Bill 132 added sexual violence and harassment specifically into the lexicon of Workplace Violence & Harassment law. The addition doesn’t make a very dramatic change, but it is a difference that is important to articulate into law…and into your own Workplace Violence & Harassment policy and program at work.

Put in the simplest terms, Bill 132 is “an Act to amend various statutes with respect to sexual violence, sexual harassment, domestic violence and related matters”

Some of those amendments and key additions include:

  • measures and procedures for workers to report incidents of workplace harassment to a person other than the employer or supervisor, if the employer or supervisor is the alleged harasser;
  • how incidents or complaints of workplace harassment will be investigated and dealt with;
  • how information obtained about an incident or complaint of workplace harassment, including identifying information about any individuals involved, will not be disclosed unless the disclosure is necessary for investigating, taking corrective action, or by law; and
  • how a worker who has allegedly experienced workplace harassment and the alleged harasser (if s/he is a worker of the employer) will be informed of the results of the investigation and of corrective action that has been, or will be, taken.

Refresher Training is Fundamental to the Quality of Your Health & Safety Culture.
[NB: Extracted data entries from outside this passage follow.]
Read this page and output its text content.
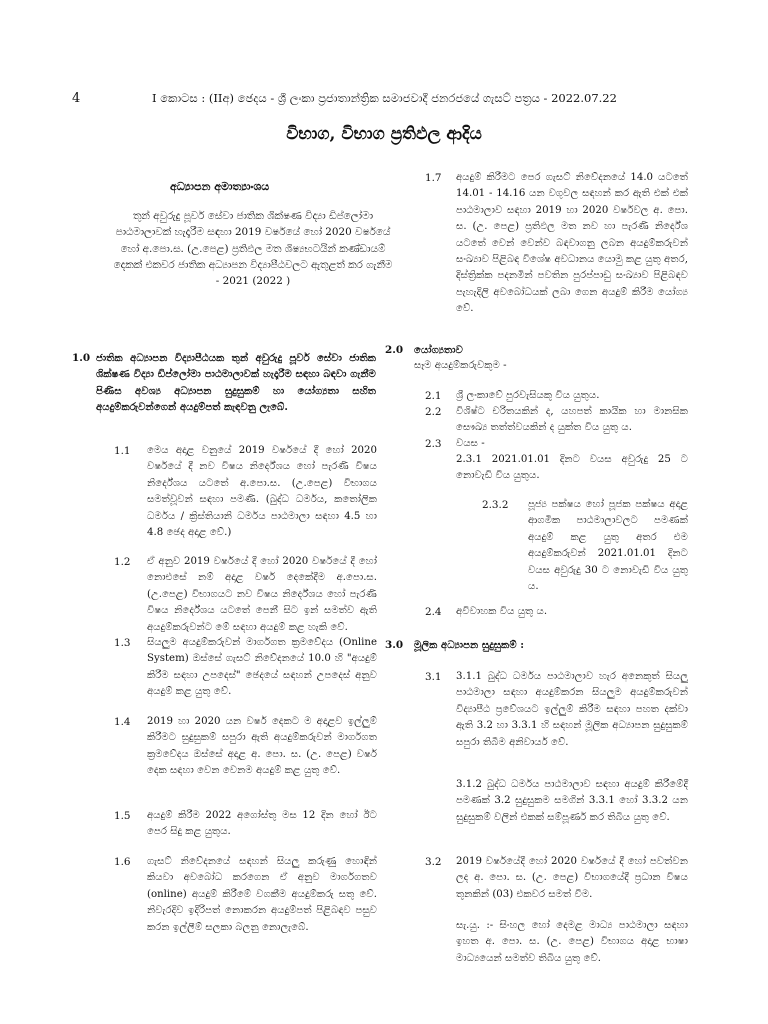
4	I කොටස : (IIඅ) ඡෙදය - ශ්‍රී ලංකා ප්‍රජාතාන්ත්‍රික සමාජවාදී ජනරජයේ ගැසට් පත්‍රය - 2022.07.22
විභාග, විභාග ප්‍රතිඵල ආදිය
අධ්‍යාපන අමාත්‍යාංශය
තුන් අවුරුදු පූර්ව සේවා ජාතික ශික්ෂණ විද්‍යා ඩිප්ලෝමා පාඨමාලාවක් හැදෑරීම සඳහා 2019 වර්ෂයේ හෝ 2020 වර්ෂයේ හෝ අ.පො.ස. (උ.පෙළ) ප්‍රතිඵල මත ශිෂ්‍යභටයින් කණ්ඩායම් දෙකක් එකවර ජාතික අධ්‍යාපන විද්‍යාපීඨවලට ඇතුළත් කර ගැනීම - 2021 (2022 )
1.0 ජාතික අධ්‍යාපන විද්‍යාපීඨයක තුන් අවුරුදු පූර්ව සේවා ජාතික ශික්ෂණ විද්‍යා ඩිප්ලෝමා පාඨමාලාවක් හැදෑරීම සඳහා බඳවා ගැනීම පිණිස අවශ්‍ය අධ්‍යාපන සුදුසුකම් හා යෝග්‍යතා සහිත අයදුම්කරුවන්ගෙන් අයදුම්පත් කැඳවනු ලැබේ.
1.1 මෙය අදාළ වනුයේ 2019 වර්ෂයේ දී හෝ 2020 වර්ෂයේ දී නව විෂය නිර්දේශය හෝ පැරණි විෂය නිර්දේශය යටතේ අ.පො.ස. (උ.පෙළ) විභාගය සමත්වූවන් සඳහා පමණි. (බුද්ධ ධර්මය, කතෝලික ධර්මය / ක්‍රිස්තියානි ධර්මය පාඨමාලා සඳහා 4.5 හා 4.8 ඡෙද අදාළ වේ.)
1.2 ඒ අනුව 2019 වර්ෂයේ දී හෝ 2020 වර්ෂයේ දී හෝ නොඑසේ නම් අදාළ වර්ෂ දෙකේදීම අ.පො.ස. (උ.පෙළ) විභාගයට නව විෂය නිර්දේශය හෝ පැරණි විෂය නිර්දේශය යටතේ පෙනී සිට ඉන් සමත්ව ඇති අයදුම්කරුවන්ට මේ සඳහා අයදුම් කළ හැකි වේ.
1.3 සියලුම අයදුම්කරුවන් මාර්ගගත ක්‍රමවේදය (Online System) ඔස්සේ ගැසට් නිවේදනයේ 10.0 හි "අයදුම් කිරීම සඳහා උපදෙස්" ඡෙදයේ සඳහන් උපදෙස් අනුව අයදුම් කළ යුතු වේ.
1.4 2019 හා 2020 යන වර්ෂ දෙකට ම අදාළව ඉල්ලුම් කිරීමට සුදුසුකම් සපුරා ඇති අයදුම්කරුවන් මාර්ගගත ක්‍රමවේදය ඔස්සේ අදාළ අ. පො. ස. (උ. පෙළ) වර්ෂ දෙක සඳහා වෙන වෙනම අයදුම් කළ යුතු වේ.
1.5 අයදුම් කිරීම 2022 අගෝස්තු මස 12 දින හෝ ඊට පෙර සිදු කළ යුතුය.
1.6 ගැසට් නිවේදනයේ සඳහන් සියලු කරුණු හොඳින් කියවා අවබෝධ කරගෙන ඒ අනුව මාර්ගගතව (online) අයදුම් කිරීමේ වගකීම අයදුම්කරු සතු වේ. නිවැරදිව ඉදිරිපත් නොකරන අයදුම්පත් පිළිබඳව පසුව කරන ඉල්ලීම් සලකා බලනු නොලැබේ.
1.7 අයදුම් කිරීමට පෙර ගැසට් නිවේදනයේ 14.0 යටතේ 14.01 - 14.16 යන වගුවල සඳහන් කර ඇති එක් එක් පාඨමාලාව සඳහා 2019 හා 2020 වර්ෂවල අ. පො. ස. (උ. පෙළ) ප්‍රතිඵල මත නව හා පැරණි නිර්දේශ යටතේ වෙන් වෙන්ව බඳවාගනු ලබන අයදුම්කරුවන් සංඛ්‍යාව පිළිබඳ විශේෂ අවධානය යොමු කළ යුතු අතර, දිස්ත්‍රික්ක පදනමින් පවතින පුරප්පාඩු සංඛ්‍යාව පිළිබඳව පැහැදිලි අවබෝධයක් ලබා ගෙන අයදුම් කිරීම යෝග්‍ය වේ.
2.0 යෝග්‍යතාව
සෑම අයදුම්කරුවකුම -
2.1 ශ්‍රී ලංකාවේ පුරවැසියකු විය යුතුය.
2.2 විශිෂ්ට චරිතයකින් ද, යහපත් කායික හා මානසික සෞඛ්‍ය තත්ත්වයකින් ද යුක්ත විය යුතු ය.
2.3 වයස -
2.3.1 2021.01.01 දිනට වයස අවුරුදු 25 ට නොවැඩි විය යුතුය.
2.3.2 පූජ්‍ය පක්ෂය හෝ පූජක පක්ෂය අදාළ ආගමික පාඨමාලාවලට පමණක් අයදුම් කළ යුතු අතර එම අයදුම්කරුවන් 2021.01.01 දිනට වයස අවුරුදු 30 ට නොවැඩි විය යුතු ය.
2.4 අවිවාහක විය යුතු ය.
3.0 මූලික අධ්‍යාපන සුදුසුකම් :
3.1 3.1.1 බුද්ධ ධර්මය පාඨමාලාව හැර අනෙකුත් සියලු පාඨමාලා සඳහා අයදුම්කරන සියලුම අයදුම්කරුවන් විද්‍යාපීඨ ප්‍රවේශයට ඉල්ලුම් කිරීම සඳහා පහත දක්වා ඇති 3.2 හා 3.3.1 හි සඳහන් මූලික අධ්‍යාපන සුදුසුකම් සපුරා තිබීම අනිවාර්ය වේ.
3.1.2 බුද්ධ ධර්මය පාඨමාලාව සඳහා අයදුම් කිරීමේදී පමණක් 3.2 සුදුසුකම සමගින් 3.3.1 හෝ 3.3.2 යන සුදුසුකම් වලින් එකක් සම්පූර්ණ කර තිබිය යුතු වේ.
3.2 2019 වර්ෂයේදී හෝ 2020 වර්ෂයේ දී හෝ පවත්වන ලද අ. පො. ස. (උ. පෙළ) විභාගයේදී ප්‍රධාන විෂය තුනකින් (03) එකවර සමත් වීම.
සැ.යු. :- සිංහල හෝ දෙමළ මාධ්‍ය පාඨමාලා සඳහා ඉහත අ. පො. ස. (උ. පෙළ) විභාගය අදාළ භාෂා මාධ්‍යයෙන් සමත්ව තිබිය යුතු වේ.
Some training courses have mandated refresher periods – forklift operator training, for example. Other courses are considered to be “one-and-done,” meaning you are only legally required to take it once (like the way JHSC Certification training used to be handled).

Whether or not you provided Workplace Violence & Harassment training back in 2010, or at any point in the years that followed, it’s in your best interest to refresh all training at least every 3 years, to prove you are doing your due diligence.

Training that is older than 3 years, especially when there have been additions or amendments to existing law is a fundamentally good thing to do.  You ensure you are providing the latest training to your team, in a timely fashion, which all falls under your obligation to “do everything reasonable under the circumstances to protect the worker.”

In ALL cases, providing training (and/or refresher training) is one of those reasonable precautions.